A: The August release of Teams appears to support recording in both public and private channels. This issue came up in Spring 2020 with users of teams and channels, which is one of the reasons we didn't fully recommend it. While we haven't been able to locate official documentation confirming recording in both types of channels, we directly tested it and found it to work. Note, though, that the private recording does not take the name of the channel with it so the video owner (the person who starts the recording) will need to rename the video appropriately in Stream.

Q: How should I invite my class to class?
Note: most of this is covered in the Advanced Training videos. This Q&A reflects updated information on calendar behavior.

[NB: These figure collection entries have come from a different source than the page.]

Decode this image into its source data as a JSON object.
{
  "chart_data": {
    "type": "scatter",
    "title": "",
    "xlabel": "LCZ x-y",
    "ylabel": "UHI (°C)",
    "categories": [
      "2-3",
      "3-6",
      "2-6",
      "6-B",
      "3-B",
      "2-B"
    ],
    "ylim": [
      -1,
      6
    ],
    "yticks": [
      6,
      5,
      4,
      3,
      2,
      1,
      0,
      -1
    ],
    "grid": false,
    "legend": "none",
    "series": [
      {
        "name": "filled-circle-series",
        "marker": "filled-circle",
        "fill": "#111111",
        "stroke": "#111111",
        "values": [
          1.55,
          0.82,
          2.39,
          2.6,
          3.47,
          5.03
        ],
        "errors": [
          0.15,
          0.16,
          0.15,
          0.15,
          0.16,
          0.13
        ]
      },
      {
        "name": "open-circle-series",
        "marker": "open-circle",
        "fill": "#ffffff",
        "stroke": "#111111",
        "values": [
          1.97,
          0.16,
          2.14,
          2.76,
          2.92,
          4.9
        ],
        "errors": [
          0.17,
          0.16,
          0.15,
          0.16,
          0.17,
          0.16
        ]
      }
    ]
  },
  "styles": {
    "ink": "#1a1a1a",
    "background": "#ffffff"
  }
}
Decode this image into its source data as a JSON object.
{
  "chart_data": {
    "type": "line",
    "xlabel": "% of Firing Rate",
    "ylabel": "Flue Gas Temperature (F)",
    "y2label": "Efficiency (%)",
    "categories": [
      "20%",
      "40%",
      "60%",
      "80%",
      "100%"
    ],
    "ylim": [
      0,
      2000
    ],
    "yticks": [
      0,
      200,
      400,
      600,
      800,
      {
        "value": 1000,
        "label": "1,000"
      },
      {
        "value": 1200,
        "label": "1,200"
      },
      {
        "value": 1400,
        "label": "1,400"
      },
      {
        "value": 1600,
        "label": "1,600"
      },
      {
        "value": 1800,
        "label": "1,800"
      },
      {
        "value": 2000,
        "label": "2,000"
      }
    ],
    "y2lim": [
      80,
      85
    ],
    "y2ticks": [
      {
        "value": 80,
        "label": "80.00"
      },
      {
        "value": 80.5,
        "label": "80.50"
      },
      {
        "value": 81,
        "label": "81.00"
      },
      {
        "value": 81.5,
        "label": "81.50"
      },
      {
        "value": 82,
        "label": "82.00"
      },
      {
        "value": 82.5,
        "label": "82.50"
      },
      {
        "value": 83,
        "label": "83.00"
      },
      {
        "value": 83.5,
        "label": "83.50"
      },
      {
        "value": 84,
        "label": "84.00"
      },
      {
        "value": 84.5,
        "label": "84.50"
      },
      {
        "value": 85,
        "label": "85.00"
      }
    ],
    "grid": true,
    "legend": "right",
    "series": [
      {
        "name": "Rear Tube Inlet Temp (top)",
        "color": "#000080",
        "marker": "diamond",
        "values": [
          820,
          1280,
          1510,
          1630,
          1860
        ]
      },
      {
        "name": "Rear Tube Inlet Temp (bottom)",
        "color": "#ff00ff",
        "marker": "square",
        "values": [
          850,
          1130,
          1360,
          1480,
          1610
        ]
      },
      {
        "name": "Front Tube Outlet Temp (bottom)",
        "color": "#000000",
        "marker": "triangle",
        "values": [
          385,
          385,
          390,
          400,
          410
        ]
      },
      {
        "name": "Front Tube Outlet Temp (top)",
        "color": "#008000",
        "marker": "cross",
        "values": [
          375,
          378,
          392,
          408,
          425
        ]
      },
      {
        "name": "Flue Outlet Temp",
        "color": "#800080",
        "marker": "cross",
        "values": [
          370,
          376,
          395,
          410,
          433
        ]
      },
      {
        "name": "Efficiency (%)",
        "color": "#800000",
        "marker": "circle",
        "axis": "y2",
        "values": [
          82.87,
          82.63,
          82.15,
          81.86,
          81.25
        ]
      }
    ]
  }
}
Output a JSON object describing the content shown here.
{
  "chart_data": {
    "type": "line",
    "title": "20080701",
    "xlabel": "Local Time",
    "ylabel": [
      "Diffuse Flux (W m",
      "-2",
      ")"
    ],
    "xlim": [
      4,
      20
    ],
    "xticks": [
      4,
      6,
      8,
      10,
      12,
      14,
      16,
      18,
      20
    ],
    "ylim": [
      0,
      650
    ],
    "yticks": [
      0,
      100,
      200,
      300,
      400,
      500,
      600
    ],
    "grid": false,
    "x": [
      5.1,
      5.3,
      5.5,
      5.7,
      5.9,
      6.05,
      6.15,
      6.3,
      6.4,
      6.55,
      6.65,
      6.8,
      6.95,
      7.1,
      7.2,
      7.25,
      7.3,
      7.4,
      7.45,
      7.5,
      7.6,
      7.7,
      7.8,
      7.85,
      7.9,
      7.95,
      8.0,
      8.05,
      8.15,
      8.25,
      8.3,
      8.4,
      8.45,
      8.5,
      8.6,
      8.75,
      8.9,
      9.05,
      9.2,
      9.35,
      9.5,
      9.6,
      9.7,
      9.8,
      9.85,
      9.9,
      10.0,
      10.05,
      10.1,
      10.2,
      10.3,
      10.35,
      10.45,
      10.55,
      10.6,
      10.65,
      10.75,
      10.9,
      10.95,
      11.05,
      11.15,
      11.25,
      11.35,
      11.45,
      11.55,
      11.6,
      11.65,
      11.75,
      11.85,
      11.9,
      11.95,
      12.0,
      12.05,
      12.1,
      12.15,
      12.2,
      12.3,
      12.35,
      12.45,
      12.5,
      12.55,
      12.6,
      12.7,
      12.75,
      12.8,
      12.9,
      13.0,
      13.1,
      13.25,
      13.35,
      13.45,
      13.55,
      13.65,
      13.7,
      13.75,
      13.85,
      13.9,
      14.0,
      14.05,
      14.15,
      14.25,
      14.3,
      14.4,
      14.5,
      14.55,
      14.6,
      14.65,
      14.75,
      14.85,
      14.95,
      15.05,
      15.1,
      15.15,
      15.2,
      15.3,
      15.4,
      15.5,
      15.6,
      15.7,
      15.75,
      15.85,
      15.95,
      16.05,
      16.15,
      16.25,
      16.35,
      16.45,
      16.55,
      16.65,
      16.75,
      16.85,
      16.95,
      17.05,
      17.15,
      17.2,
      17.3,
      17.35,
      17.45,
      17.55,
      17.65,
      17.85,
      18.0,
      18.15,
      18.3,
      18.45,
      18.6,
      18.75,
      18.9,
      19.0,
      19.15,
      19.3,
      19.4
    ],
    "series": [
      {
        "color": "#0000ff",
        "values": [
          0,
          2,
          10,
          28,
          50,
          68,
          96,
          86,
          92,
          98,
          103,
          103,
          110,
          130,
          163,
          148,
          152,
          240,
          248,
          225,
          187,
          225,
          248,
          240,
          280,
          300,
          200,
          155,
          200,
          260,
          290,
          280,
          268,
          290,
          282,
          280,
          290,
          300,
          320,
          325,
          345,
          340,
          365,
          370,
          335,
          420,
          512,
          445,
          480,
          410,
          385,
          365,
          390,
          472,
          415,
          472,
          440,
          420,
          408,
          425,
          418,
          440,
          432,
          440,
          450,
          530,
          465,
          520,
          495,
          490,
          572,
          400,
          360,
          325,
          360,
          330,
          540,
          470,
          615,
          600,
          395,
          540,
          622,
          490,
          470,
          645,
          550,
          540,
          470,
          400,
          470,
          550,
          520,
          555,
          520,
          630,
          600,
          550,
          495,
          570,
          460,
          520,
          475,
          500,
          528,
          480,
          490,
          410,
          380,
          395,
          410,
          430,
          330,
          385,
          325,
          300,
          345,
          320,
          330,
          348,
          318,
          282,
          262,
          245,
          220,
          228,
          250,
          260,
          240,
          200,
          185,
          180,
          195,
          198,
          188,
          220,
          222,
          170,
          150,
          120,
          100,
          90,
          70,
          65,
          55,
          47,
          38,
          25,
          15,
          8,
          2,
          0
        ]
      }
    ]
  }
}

A: Starting in Fall 2020 we recommend using teams and channels within Teams. We are working to automate creation and management of all courses in Office 365 and Teams for you (see the Microsoft SDS section, above). Once you have a team created and students added as members you can invite the whole class to a scheduled meeting using the General channel. When you create a new appointment you can list the channel instead of a location and instead of inviting anyone by hand. Members of the channel (i.e. students) will receive an Outlook invite that they should accept in order to add the appointment to their calendars. Additionally, we observed the meetings to automatically appear as tentative appointments in the Teams calendar without any intervention from the user (i.e. student). This didn't work in any of the live Advanced Training sessions. We used the new meeting experience during testing and aren't sure if it's a new feature or if there were just service problems during training that prevented a live demo of the calendar. Either way, you should invite a channel from your course team to scheduled meetings in order to put all of your class sessions on your and your students' calendars. Using the calendar instead of sharing Teams meetings links by email or Canvas was very successful in spring, so we continue to highly recommend it.